The code below takes a string, then in p = there is a mapping for every index that can be changed and with what characters. For example d1 is atp[0], so the character a (at string[0]) can be replaced by d or 1. The number of characters that have to change at a time is limited to the number 3.
from itertools import combinations, product
string = "abc123"
p = ["d1", "c3", "", "", "0", "56"]
d = {idx: (v if string[idx] in v else string[idx]+v) for idx, v in enumerate(p)}
all_of_em = (''.join(whatever) for whatever in product(*d.values()))
fewer = [w for w in all_of_em if sum(a != b for a, b in zip(w, string)) == 3]
with open("list.txt","w") as f:
for w in fewer:
f.write(w+"\n")
As a result of the above code, we find all possible combinations if we change 3 places in a string with the specified alternative characters in p.
acc105
acc106
a3c105
a3c106
dbc105
dbc106
dcc125
dcc126
dcc103
d3c125
d3c126
d3c103
1bc105
1bc106
1cc125
1cc126
1cc103
13c125
13c126
13c103
The goal is to print the results faster, for example these lines should be changed I think:
with open("list.txt","w") as f:
for w in fewer:
f.write(w+"\n")
So the output will be saved as python3 py.py >> list.txt
Will enjoy to learn from your solution.
Your solution is based on a brute force approach. You are generating all possible alternative strings and then filtering out the ones that do not meet the criteria of only 3 changes. A better approach would be to look only at those combinations that will meet the criteria. I will ignore the part of saving to a file, since it will be the same for both solutions. A faster solution would be:
def change_string(input_string, mapping, replace=3):
input_string = list(input_string)
to_replace = dict()
for idx, replacement in enumerate(mapping):
if not replacement: continue
to_replace[idx] = replacement
if input_string[idx] in replacement:
to_replace[idx] = [char for char in replacement if char != mapping[idx]]

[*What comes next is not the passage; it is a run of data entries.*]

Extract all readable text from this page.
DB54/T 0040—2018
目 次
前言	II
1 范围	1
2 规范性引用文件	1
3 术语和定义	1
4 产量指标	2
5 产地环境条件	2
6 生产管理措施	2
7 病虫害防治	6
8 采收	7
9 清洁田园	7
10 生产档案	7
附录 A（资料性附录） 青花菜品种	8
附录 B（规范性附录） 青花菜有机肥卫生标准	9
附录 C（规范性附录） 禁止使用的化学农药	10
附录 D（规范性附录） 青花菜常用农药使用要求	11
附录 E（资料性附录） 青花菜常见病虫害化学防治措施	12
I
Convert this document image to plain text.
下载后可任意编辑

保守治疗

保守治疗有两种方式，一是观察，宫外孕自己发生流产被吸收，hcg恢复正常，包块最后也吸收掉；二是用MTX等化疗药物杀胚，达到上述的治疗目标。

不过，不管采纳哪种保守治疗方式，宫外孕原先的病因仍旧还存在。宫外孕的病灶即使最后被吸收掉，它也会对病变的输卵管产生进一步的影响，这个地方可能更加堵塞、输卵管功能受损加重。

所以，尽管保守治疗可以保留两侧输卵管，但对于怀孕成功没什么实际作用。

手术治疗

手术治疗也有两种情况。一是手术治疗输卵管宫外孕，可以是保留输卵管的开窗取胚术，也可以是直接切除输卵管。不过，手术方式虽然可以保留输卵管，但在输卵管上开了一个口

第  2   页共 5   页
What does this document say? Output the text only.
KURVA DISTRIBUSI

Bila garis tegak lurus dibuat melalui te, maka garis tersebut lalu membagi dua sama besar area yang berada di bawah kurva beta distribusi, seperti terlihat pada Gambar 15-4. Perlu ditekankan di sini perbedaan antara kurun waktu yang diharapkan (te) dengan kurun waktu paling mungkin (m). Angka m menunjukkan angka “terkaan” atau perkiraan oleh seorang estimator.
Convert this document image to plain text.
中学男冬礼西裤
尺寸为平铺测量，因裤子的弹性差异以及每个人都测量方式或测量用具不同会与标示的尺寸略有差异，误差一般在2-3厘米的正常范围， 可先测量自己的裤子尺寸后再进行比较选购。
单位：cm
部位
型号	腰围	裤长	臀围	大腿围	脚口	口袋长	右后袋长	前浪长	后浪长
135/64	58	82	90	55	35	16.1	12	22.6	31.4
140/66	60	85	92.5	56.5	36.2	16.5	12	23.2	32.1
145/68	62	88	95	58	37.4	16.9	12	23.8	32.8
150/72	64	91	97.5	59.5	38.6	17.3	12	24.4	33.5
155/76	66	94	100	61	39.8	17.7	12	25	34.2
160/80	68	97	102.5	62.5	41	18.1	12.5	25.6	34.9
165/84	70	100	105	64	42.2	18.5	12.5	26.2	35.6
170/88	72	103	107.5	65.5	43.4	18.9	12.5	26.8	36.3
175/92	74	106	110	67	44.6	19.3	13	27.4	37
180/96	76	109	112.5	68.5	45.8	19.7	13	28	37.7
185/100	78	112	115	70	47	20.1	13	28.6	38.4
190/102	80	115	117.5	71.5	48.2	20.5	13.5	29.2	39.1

for indices in combinations(to_replace, r=replace):
for chars in product(*[to_replace[index] for index in indices]):
temp = input_string[:]
for index, char in zip(indices, chars):
temp[index] = char
yield ''.join(temp)
I change the input string to a list, so I can do the replacement faster, since lists are mutable and strings are not.
Then I filter the mapping (p) to represent only indices that are going to be changed. This removes all empty strings and provides me with the indices that I have to look at.
to_replace = dict()
for idx, replacement in enumerate(mapping):
if not replacement: continue
to_replace[idx] = replacement
if input_string[idx] in replacement:
to_replace[idx] = [char for char in replacement if char != mapping[idx]]
Note: I also make sure that the values in mapping are unequal to the original string values, which might not be what you want.
Then I create all possible combinations of indices with the required length (replace=3).
for indices in combinations(to_replace, r=replace):
Using your example this will contain the following group of indices:
(0, 1, 4)
(0, 1, 5)
(0, 4, 5)
(1, 4, 5)
Then I create all possible character combinations from those indices:
for chars in product(*[to_replace[index] for index in indices]):
For example with indices (0, 1, 4) or the values ('d1', 'c3', '0'):
('d', 'c', '0')
('d', '3', '0')
('1', 'c', '0')
('1', '3', '0')
Are all the character combinations produced.
Then I create a copy of the input string (note it is a list, so we can perform fast replacements) and replace the characters at the correct indices.
def OP(input_string, replace=3):
p = ["d1", "c3", "", "", "0", "56"]
d = {idx: (v if input_string[idx] in v else input_string[idx] + v) for idx, v in enumerate(p)}
all_of_em = (''.join(whatever) for whatever in product(*d.values()))
fewer = [w for w in all_of_em if sum(a != b for a, b in zip(w, input_string)) == replace]
return fewer
print(timeit.timeit("OP('abc123')", setup="from __main__ import OP", number=100_000))
# 5.6281933 seconds
print(timeit.timeit("list(change_string('abc123', ['d1', 'c3', '', '', '0', '56']))",
setup="from __main__ import change_string", number=100_000))
# 1.3682368 seconds
Which is about 3 times as fast, now the interesting part is to see what happens if we increase the replace value to 4
print(timeit.timeit("OP('abc123', replace=4)", setup="from __main__ import OP", number=100_000))
# 5.5450302 seconds
print(timeit.timeit("list(change_string('abc123', ['d1', 'c3', '', '', '0', '56'], replace=4))",
setup="from __main__ import change_string", number=100_000))
# 0.6179974 seconds
A whooping 9 times faster, since my solution only has to check a few combinations.
Similar increase can be seen with using replace is 2 or 1.